TS#54

1.2K 147 38
                                    

Bagian 54: Waktu yang Kutunggu

Tentang Senja...

Setiap hariku seperti dikejar waktu. Tapi, sering aku tidak siap menghadapi hari esok. Waktu mengejar, itu artinya aku sudah harus siap dengan segala hal terburuk. Maka dari itu, aku tidak ingin hari berganti dengan cepat. Karena, aku takut, Senja...

***

Bagi Rayyan, ia tertarik dengan waktu. Karena waktu yang akhirnya membuat ia menikah dengan Alsya setelah melewati berbagai hari, tanggal, bulan, bahkan tahun untuk sampai di tahap ini. Karena waktu juga yang menguatkan dan membuatnya percaya bahwa hari ini yang terjadi, bisa tidak akan terjadi lagi di hari esok. Hari buruk tidak akan bertahan lama karena Rayyan percaya prosesnya. Allah Ta'ala tidak akan menguji seorang hamba diluar batas kemampuannya. Badai pasti akan berlalu. Semoga saja ujian hari ini sebagai penggugur dosanya.

Setelah menghabiskan hampir satu jam di dalam ruangan, Rayyan menyeka air matanya terlebih dulu, kemudian mencium tangan dan kening Alsya lagi. Setelah itu, Rayyan kembali memandang wajah cantik itu yang sedang tertidur damai. Dalam hatinya, Rayyan masih yakin ada harapan. Alsya tidak akan meninggalkannya begitu cepat. Rayyan yakin, Alsya akan melewati masa kritis dan kembali kepadanya.

Rayyan keluar, tidak lupa melepaskan masker dan pakaian khusus untuk masuk ruang ICU. Ia berjalan tanpa arah karena tidak tahu tujuannya setelah dari sana. Namun, matanya melihat Kahfi yang duduk di ruang tunggu. Pria itu juga berdiri ketika melihat Rayyan.

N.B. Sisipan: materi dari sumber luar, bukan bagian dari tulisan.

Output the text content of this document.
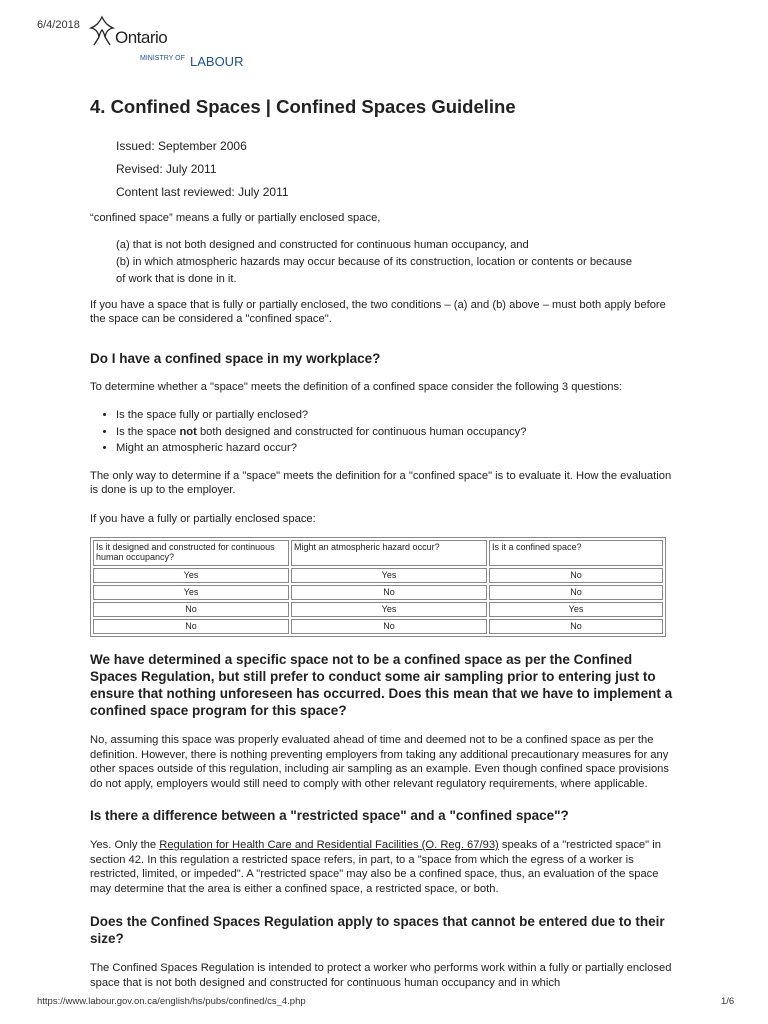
6/4/2018
Ontario
MINISTRY OF LABOUR
4. Confined Spaces | Confined Spaces Guideline

Issued: September 2006

Revised: July 2011

Content last reviewed: July 2011

“confined space” means a fully or partially enclosed space,

(a) that is not both designed and constructed for continuous human occupancy, and
(b) in which atmospheric hazards may occur because of its construction, location or contents or because
of work that is done in it.

If you have a space that is fully or partially enclosed, the two conditions – (a) and (b) above – must both apply before the space can be considered a "confined space".

Do I have a confined space in my workplace?

To determine whether a "space" meets the definition of a confined space consider the following 3 questions:

• Is the space fully or partially enclosed?
• Is the space not both designed and constructed for continuous human occupancy?
• Might an atmospheric hazard occur?

The only way to determine if a "space" meets the definition for a "confined space" is to evaluate it. How the evaluation is done is up to the employer.

If you have a fully or partially enclosed space:

Is it designed and constructed for continuous human occupancy?	Might an atmospheric hazard occur?	Is it a confined space?
Yes	Yes	No
Yes	No	No
No	Yes	Yes
No	No	No
We have determined a specific space not to be a confined space as per the Confined Spaces Regulation, but still prefer to conduct some air sampling prior to entering just to ensure that nothing unforeseen has occurred. Does this mean that we have to implement a confined space program for this space?

No, assuming this space was properly evaluated ahead of time and deemed not to be a confined space as per the definition. However, there is nothing preventing employers from taking any additional precautionary measures for any other spaces outside of this regulation, including air sampling as an example. Even though confined space provisions do not apply, employers would still need to comply with other relevant regulatory requirements, where applicable.

Is there a difference between a "restricted space" and a "confined space"?

Yes. Only the Regulation for Health Care and Residential Facilities (O. Reg. 67/93) speaks of a "restricted space" in section 42. In this regulation a restricted space refers, in part, to a "space from which the egress of a worker is restricted, limited, or impeded". A "restricted space" may also be a confined space, thus, an evaluation of the space may determine that the area is either a confined space, a restricted space, or both.

Does the Confined Spaces Regulation apply to spaces that cannot be entered due to their size?

The Confined Spaces Regulation is intended to protect a worker who performs work within a fully or partially enclosed space that is not both designed and constructed for continuous human occupancy and in which

https://www.labour.gov.on.ca/english/hs/pubs/confined/cs_4.php	1/6
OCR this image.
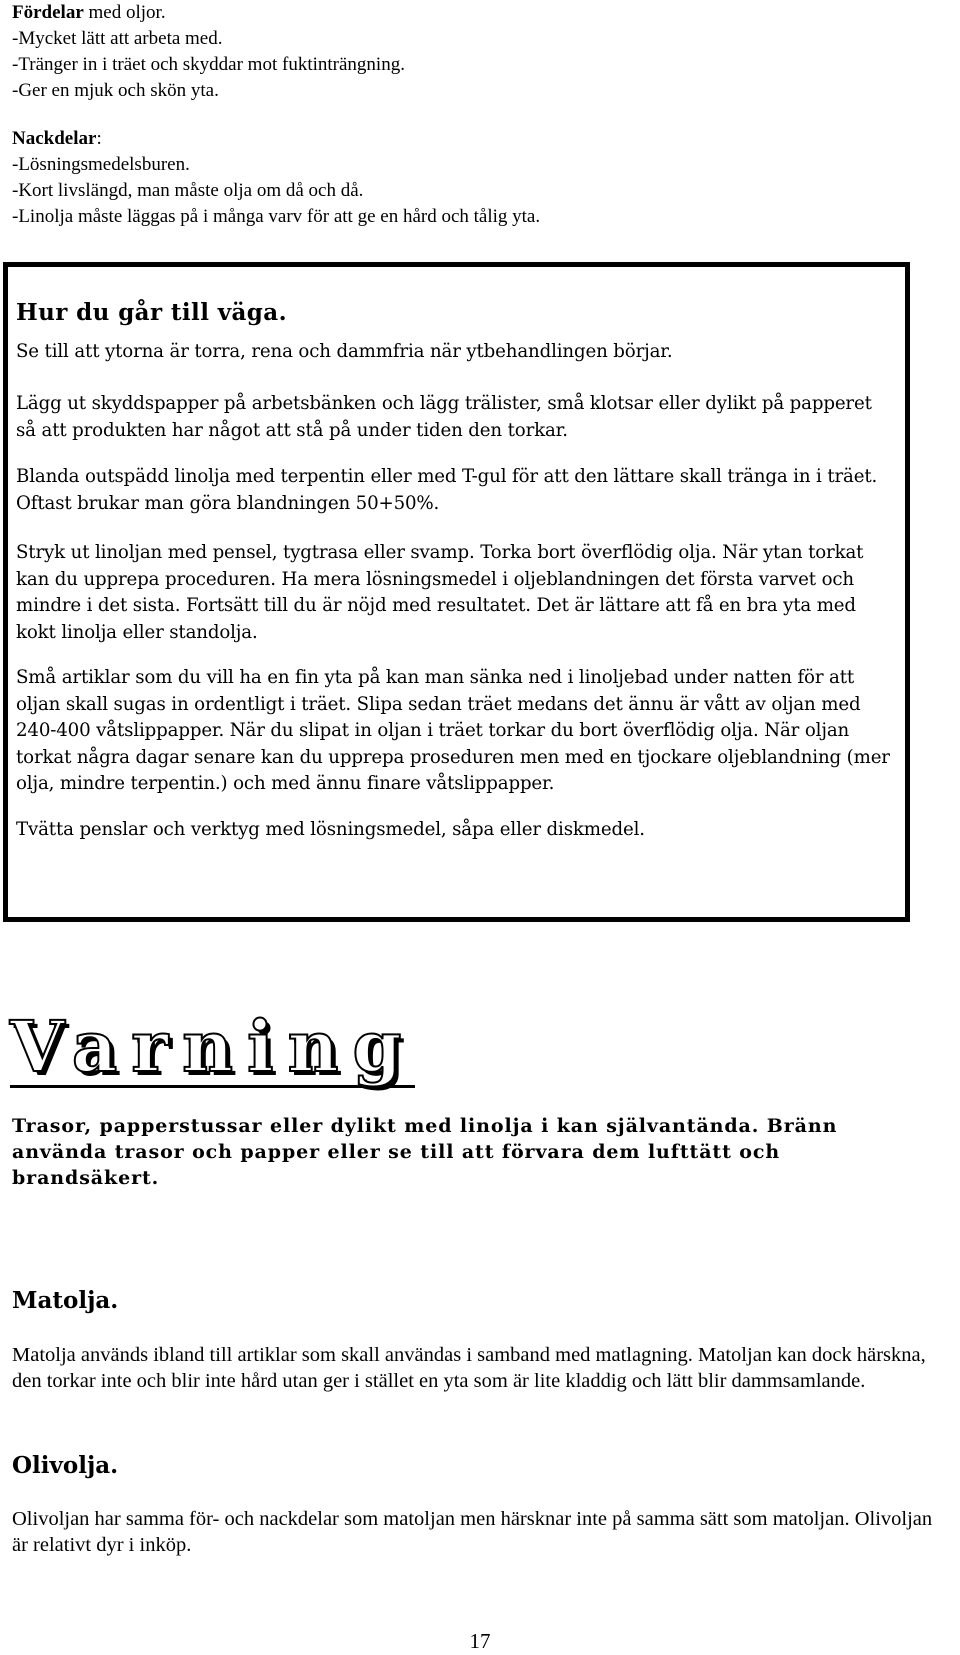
Fördelar med oljor.

-Mycket lätt att arbeta med.

-Tränger in i träet och skyddar mot fuktinträngning.

-Ger en mjuk och skön yta.

Nackdelar:

-Lösningsmedelsburen.

-Kort livslängd, man måste olja om då och då.

-Linolja måste läggas på i många varv för att ge en hård och tålig yta.

Hur du går till väga.

Se till att ytorna är torra, rena och dammfria när ytbehandlingen börjar.

Lägg ut skyddspapper på arbetsbänken och lägg trälister, små klotsar eller dylikt på papperet så att produkten har något att stå på under tiden den torkar.

Blanda outspädd linolja med terpentin eller med T-gul för att den lättare skall tränga in i träet. Oftast brukar man göra blandningen 50+50%.

Stryk ut linoljan med pensel, tygtrasa eller svamp. Torka bort överflödig olja. När ytan torkat kan du upprepa proceduren. Ha mera lösningsmedel i oljeblandningen det första varvet och mindre i det sista. Fortsätt till du är nöjd med resultatet. Det är lättare att få en bra yta med kokt linolja eller standolja.

Små artiklar som du vill ha en fin yta på kan man sänka ned i linoljebad under natten för att oljan skall sugas in ordentligt i träet. Slipa sedan träet medans det ännu är vått av oljan med 240-400 våtslippapper. När du slipat in oljan i träet torkar du bort överflödig olja. När oljan torkat några dagar senare kan du upprepa proseduren men med en tjockare oljeblandning (mer olja, mindre terpentin.) och med ännu finare våtslippapper.

Tvätta penslar och verktyg med lösningsmedel, såpa eller diskmedel.

Varning

Trasor, papperstussar eller dylikt med linolja i kan självantända. Bränn använda trasor och papper eller se till att förvara dem lufttätt och brandsäkert.

Matolja.

Matolja används ibland till artiklar som skall användas i samband med matlagning. Matoljan kan dock härskna, den torkar inte och blir inte hård utan ger i stället en yta som är lite kladdig och lätt blir dammsamlande.

Olivolja.

Olivoljan har samma för- och nackdelar som matoljan men härsknar inte på samma sätt som matoljan. Olivoljan är relativt dyr i inköp.

17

Rayyan berjalan mendekat dengan langkah pelan. Kahfi yang biasanya lebih banyak tersenyum dan ceria, kini ekspresinya seperti merasakan kesedihan yang Rayyan rasakan. Mereka duduk di ruang tunggu. Tak ada siapapun lagi di sana selain mereka. Karena sudah tengah malam, tersisa beberapa dokter atau petugas rumah sakit saja yang berlalu-lalang. Ini sudah waktunya istirahat. Semenjak pulang Rayyan belum mengistirahatkan tubuhnya. Bagaimana mau istirahat? Beberapa orang meninggal, termasuk ibu dan anaknya yang baru lahir, dan tersangka masih berkeliaran di luar sana. Bagaimana jika mereka tahu Alsya masih hidup dan dirawat di rumah sakit ini? Yang jelas, Alsya masih belum aman. Jadi, Rayyan tidak bisa beristirahat.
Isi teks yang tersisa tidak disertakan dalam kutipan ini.